Le Président de la République démocratique du Congo, Félix-Antoine Tshisekedi Tshilombo, a tenu une grande conférence de presse, le mercredi 06 mai 2026, au chapiteau de la Cité de l’Union Africaine. C’était devant un parterre de journalistes de la presse nationale et internationale ainsi qu’en présence des membres du Gouvernement central.
Et cette sortie médiatique du Chef de l’Etat continue à susciter des réactions diverses dans la classe politique congolaise. C’est dans ce cadre que nous avons interrogé le Professeur André Mulumba Kabasukutusua, professeur à la Faculté des Sciences Economiques et de Gestion de l’Université de Kinshasa, qui dit « apprécier à sa juste valeur cette conférence de presse et félicite le Président de la République pour avoir fixé l’opinion nationale et internationale sur certains axes majeurs relatifs notamment à l’insécurité dans l’Est de la RDC, à la Diplomatie, à l’économie et à l’éventuel changement de la constitution », a-t-il indiqué. Et il s’est également prononcé sur la problématique du changement constitutionnel, qui défraie l’actualité politique, aujourd’hui en RDC, et qui a également été abordé par le premier citoyen congolais, lors de son face à face avec la presse. Au sujet des réactions hostiles des opposants politiques et celles des pantins de l’AFC/M23 à cette sortie médiatique du Chef de l’État, l’analyste politique André Mulumba, en bon démocrate, leur reconnait le droit de s’exprimer sur les questions d’intérêt national. « Je pense que nous sommes en démocratie, et chaque congolais, chaque homme politique est libre d’émettre un point de vue sur une question d’actualité (comme celle relative à la Constitution) qui touche non seulement au bon fonctionnement de la société congolaise et aux institutions de la République, mais aussi et surtout à la survie même de notre souveraineté », a-t-il soutenu, tout en regardant sévèrement tous les détracteurs du Chef de l’État dont il qualifie les réactions d’émotionnelles.
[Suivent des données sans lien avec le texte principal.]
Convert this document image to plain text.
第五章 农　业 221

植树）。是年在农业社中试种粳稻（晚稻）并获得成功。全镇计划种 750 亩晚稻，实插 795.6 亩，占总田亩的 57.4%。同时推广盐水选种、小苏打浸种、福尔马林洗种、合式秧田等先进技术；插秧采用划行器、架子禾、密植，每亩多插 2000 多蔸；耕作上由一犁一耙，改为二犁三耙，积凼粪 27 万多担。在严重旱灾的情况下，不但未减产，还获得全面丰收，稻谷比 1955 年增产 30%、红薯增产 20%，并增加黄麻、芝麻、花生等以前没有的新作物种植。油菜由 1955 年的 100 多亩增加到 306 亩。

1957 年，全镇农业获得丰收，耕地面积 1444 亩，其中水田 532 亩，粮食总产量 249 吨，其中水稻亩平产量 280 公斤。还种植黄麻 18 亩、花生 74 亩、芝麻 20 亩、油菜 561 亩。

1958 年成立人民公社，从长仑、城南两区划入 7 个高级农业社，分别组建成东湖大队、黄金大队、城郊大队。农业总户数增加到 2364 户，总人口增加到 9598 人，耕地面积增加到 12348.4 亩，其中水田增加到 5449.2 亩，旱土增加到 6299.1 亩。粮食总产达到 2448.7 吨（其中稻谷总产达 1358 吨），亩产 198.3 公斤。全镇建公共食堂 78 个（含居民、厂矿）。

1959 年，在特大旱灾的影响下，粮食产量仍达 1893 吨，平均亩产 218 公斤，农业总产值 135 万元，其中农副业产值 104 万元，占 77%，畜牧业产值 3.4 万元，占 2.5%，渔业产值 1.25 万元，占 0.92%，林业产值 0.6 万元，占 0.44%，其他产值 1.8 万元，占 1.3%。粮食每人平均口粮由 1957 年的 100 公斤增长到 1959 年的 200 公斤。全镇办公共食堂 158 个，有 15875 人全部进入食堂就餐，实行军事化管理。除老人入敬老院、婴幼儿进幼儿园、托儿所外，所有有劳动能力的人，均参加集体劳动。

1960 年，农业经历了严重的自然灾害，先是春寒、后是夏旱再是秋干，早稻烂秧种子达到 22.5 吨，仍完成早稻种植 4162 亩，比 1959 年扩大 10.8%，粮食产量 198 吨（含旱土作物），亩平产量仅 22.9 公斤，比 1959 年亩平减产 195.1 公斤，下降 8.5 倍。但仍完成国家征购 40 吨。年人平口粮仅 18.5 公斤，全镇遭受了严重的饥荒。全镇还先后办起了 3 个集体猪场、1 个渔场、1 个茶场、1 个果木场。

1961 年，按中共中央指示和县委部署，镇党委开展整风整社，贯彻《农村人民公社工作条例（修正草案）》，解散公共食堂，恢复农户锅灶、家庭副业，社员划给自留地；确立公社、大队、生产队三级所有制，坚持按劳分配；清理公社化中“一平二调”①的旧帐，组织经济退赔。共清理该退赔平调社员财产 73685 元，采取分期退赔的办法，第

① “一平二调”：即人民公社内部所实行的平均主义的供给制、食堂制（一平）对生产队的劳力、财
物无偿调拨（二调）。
«Pour ma part, je considère que les réactions des opposants, ce sont des réactions émotionnelles, dans la mesure où nous savons tous pertinemment bien que notre Constitution n’est pas une Constitution congolaise car elle a été rédigée et taillée sur mesure par les étrangers. Par ailleurs, ce texte constitutionnel dispose de pas mal de dispositions qu’il va falloir absolument changer pour mieux protéger l’intégrité territoriale de notre pays. Bref, je souhaite que cette constitution soit changée mais que cela se passe par la voie référendaire », a martelé cet acteur socio-politique, qui estime que ce n’est pas le Président Félix Tshisekedi qui sollicite le changement constitutionnel mais c’est plutôt le Peuple congolais qui en fait la demande. Enfin, l’analyste André Mulumba a saisi cette occasion pour fustiger le comportement de certains compatriotes, qui abusent de leur liberté d’expression, via les réseaux sociaux, pour debiter des propos injurieux et diffamatoires contre le Chef de l’État et certains animateurs des institutions de la République. C’est pourquoi il se félicite de l’injonction faite par le Ministre national de la Justice au Parquet afin d’ouvrir une action judiciaire contre les auteurs de ces infractions relevant du Code numérique.
« Je salue cette initiative du Ministre de la justice et Garde des sceaux et j’encourage tous les autres services de l’État de se mobiliser, pour traquer tous ces délinquants, qui profèrent des propos injurieux à l’endroit de la Haute Autorité du pays et des animateurs des institutions de la République. Qu’on l’aime ou pas, tout citoyen digne de ce nom doit du respect et de la considération au Président de la République, Félix-Antoine Tshisekedi Tshilombo, et il est inacceptable que l’on tienne impunément des propos exécrables à son endroit », a martelé le Prof André Mulumba, qui en appelle à un changement radical des mentalités, pour remettre sur le droit chemin tous ceux dont l’éducation laisse à désirer. Il en va de la préservation de l’image de marque des institutions de la République et de leurs animateurs.